New Hampshire Municipal Association
New Hampshire Municipal Association

Court Update

No Damages for Procedurally Defective Ordinance

Henry Torromeo and MDR Corporation v. Town of Fremont
No. 2001-612, 12/13/2002

Earlier litigation between these parties centered around denial of building permits based on a growth management ordinance that was enacted by the Town of Fremont when there was no properly enacted capital improvement plan (CIP) in place. The issue addressed by this opinion is whether or not the plaintiffs are entitled to recover damages (money) for loss of economic use of their property due to the town’s enforcement of a procedurally defective ordinance.

The trial court ruled that the plaintiffs should recover damages and that there need not first be a finding that the growth management ordinance was unconstitutional and/or that an unconstitutional “taking” had occurred in order for the plaintiffs to recover.

The Supreme Court disagreed stating, “Absent a determination that the ordinance is unconstitutional and constitutes a taking, this case presents merely the type of municipal error for which judicial reversal of the erroneous action is the only remedy.” While the Court has certainly recognized the requirement for just compensation in the case of a substantial deprivation of economic use due to an arbitrary or unreasonable zoning ordinance, the Court cites two cases supporting the proposition that where no “taking” is found or “unconstitutionality” is claimed, there will be no entitlement to damages. Soares v. Town of Atkinson, 129 N.H. 313 (1987); Smith v. Town of Wolfeboro, 136 N.H. 337 (1992). The Court also highlighted a prior decision stating that an erroneous board decision based upon a valid regulation does not constitute a compensable taking where the application of an invalid regulation might. Dumont v. Town of Wolfeboro, 137 N.H. 1 (1993).

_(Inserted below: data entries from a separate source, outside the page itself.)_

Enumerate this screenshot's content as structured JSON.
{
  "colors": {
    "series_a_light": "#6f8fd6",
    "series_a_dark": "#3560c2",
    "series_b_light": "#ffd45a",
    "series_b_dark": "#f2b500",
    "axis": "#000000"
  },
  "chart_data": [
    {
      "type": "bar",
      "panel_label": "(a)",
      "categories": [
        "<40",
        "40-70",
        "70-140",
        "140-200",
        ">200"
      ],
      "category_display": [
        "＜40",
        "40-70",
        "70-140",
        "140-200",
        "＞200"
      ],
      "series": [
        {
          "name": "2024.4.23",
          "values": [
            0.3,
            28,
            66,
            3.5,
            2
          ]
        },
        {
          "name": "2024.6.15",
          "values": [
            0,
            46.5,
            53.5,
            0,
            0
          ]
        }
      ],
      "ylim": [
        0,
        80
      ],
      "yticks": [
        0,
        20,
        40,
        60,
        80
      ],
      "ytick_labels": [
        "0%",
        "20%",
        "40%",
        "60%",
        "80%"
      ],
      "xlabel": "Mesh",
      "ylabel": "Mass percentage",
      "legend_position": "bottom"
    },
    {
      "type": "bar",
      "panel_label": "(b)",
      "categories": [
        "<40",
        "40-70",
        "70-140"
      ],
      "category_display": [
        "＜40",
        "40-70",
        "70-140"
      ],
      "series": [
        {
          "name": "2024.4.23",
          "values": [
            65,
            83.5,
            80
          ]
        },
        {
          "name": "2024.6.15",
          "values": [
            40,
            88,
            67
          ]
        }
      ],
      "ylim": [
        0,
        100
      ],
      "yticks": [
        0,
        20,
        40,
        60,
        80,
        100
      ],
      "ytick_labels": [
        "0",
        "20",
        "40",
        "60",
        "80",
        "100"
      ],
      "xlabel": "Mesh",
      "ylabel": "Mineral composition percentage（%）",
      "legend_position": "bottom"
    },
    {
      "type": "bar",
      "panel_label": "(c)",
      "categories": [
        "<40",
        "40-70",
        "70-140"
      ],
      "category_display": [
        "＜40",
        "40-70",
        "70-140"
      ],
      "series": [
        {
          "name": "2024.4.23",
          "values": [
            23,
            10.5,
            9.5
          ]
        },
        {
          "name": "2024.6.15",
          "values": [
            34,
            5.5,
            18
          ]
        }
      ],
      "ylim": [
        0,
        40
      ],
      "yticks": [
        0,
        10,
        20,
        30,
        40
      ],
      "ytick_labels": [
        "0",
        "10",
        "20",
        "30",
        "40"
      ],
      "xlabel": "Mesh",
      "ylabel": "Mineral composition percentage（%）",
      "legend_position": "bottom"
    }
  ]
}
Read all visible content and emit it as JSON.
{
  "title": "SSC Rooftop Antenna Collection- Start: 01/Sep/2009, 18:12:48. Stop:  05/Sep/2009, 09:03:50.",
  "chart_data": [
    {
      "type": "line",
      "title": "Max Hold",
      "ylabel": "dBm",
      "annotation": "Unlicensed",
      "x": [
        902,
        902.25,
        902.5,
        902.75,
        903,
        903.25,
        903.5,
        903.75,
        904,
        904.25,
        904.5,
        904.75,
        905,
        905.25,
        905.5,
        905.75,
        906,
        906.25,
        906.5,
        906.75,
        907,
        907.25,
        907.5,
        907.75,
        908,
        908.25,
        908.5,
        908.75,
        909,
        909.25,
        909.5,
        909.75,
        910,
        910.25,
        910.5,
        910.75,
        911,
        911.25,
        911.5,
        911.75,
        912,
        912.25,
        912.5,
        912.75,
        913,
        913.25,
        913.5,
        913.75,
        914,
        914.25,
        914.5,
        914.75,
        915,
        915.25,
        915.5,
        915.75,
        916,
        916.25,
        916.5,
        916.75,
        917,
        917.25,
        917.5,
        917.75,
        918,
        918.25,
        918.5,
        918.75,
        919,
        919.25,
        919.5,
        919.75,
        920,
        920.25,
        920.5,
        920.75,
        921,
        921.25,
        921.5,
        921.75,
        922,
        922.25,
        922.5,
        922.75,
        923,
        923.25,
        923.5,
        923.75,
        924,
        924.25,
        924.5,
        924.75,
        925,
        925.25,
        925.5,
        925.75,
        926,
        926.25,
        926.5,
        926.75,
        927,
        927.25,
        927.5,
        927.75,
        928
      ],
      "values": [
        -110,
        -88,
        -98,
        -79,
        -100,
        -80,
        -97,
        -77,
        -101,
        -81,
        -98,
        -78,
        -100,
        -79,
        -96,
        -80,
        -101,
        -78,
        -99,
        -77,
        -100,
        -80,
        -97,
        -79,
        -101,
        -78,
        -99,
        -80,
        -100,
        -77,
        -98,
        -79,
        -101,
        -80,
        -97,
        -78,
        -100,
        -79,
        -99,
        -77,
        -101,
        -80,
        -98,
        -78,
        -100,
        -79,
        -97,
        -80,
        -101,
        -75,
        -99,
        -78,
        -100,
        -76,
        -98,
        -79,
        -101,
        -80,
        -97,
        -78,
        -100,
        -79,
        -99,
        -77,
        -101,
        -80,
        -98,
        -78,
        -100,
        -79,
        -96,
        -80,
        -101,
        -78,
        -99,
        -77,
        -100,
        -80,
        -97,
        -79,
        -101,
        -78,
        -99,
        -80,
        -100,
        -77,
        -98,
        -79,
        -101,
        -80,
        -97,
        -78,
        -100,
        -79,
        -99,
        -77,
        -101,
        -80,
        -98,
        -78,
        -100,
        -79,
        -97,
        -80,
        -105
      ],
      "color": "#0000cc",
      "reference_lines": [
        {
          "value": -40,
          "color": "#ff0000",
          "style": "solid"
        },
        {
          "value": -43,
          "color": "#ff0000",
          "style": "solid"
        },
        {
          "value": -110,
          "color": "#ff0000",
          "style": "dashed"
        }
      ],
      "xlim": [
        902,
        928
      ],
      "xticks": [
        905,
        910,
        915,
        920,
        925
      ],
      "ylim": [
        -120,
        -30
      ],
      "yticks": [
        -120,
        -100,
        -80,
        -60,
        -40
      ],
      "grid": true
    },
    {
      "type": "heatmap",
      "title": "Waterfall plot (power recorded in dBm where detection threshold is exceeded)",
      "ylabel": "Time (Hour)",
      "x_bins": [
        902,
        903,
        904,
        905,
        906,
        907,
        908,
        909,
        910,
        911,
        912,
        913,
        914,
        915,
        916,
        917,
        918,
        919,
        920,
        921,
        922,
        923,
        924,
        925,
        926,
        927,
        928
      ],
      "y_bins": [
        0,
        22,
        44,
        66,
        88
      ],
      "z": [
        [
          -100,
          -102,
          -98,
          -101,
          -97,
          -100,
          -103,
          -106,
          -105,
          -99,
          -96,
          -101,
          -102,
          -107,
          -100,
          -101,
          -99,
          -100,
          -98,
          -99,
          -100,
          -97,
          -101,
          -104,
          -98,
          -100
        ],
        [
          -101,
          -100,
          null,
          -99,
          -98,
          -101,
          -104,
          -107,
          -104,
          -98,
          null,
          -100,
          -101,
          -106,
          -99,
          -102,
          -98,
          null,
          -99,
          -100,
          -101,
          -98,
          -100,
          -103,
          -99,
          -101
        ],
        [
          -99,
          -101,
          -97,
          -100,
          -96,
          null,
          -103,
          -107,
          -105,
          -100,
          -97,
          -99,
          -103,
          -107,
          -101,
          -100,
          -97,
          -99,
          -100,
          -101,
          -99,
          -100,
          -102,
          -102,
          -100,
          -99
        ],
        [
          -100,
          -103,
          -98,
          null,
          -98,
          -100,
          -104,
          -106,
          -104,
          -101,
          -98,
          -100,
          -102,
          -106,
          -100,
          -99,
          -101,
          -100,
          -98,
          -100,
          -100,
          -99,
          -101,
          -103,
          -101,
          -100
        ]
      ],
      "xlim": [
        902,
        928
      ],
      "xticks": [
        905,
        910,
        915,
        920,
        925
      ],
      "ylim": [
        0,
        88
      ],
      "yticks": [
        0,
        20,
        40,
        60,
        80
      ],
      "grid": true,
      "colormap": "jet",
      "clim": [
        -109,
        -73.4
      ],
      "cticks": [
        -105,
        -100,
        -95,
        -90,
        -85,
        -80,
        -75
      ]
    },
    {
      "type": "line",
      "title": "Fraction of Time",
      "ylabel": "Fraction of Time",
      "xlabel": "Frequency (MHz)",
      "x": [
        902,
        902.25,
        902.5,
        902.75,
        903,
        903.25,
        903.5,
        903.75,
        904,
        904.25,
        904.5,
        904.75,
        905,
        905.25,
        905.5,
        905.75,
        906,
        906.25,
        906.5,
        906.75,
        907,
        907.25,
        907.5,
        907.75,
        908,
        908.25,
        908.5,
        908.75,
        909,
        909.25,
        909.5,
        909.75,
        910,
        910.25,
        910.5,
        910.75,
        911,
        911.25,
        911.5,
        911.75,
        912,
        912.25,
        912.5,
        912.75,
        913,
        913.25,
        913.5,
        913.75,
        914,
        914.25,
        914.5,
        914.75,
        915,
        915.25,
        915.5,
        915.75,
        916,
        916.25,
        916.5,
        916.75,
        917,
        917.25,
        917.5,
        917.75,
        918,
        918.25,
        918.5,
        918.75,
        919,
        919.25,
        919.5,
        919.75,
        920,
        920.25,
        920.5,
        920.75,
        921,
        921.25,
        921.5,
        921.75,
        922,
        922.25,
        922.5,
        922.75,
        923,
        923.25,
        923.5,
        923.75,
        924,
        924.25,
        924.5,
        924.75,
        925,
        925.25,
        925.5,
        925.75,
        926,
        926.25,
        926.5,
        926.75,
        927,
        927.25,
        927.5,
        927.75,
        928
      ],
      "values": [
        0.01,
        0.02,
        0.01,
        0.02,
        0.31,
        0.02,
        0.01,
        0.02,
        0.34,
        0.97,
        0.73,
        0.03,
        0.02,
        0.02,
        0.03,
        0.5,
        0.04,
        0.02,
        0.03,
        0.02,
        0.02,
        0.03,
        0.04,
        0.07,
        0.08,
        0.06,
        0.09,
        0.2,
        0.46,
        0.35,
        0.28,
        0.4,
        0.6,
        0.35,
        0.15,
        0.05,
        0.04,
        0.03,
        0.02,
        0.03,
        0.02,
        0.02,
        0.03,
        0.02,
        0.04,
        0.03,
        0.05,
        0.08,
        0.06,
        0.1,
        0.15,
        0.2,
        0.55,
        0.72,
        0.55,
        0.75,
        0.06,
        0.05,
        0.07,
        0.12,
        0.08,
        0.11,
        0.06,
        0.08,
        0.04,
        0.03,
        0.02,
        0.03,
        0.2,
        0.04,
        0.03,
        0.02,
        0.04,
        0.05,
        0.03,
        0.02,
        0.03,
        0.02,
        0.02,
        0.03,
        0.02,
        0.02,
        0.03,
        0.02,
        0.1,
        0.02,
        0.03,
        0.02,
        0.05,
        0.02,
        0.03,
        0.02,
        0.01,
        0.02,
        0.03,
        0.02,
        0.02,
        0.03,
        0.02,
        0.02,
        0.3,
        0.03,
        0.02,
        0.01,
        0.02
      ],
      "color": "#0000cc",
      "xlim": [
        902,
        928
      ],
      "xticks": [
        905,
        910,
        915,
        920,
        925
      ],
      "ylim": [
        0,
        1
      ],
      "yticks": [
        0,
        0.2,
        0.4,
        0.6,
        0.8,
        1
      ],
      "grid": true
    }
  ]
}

What all of this boils down to is that, if there is no determination that the town’s action constituted and unconstitutional taking, the plaintiff cannot receive damages (“just compensation”). The proper remedy is to issue the wrongfully denied building permits.

Please be advised that the foregoing case summary is based upon a Supreme Court slip opinion. Slip opinions are subject to change following motions for rehearing and/or motions for reconsideration. The Court may also modify the opinion without motion. The final version of the Court’s opinion is that which appears in the New Hampshire Reports.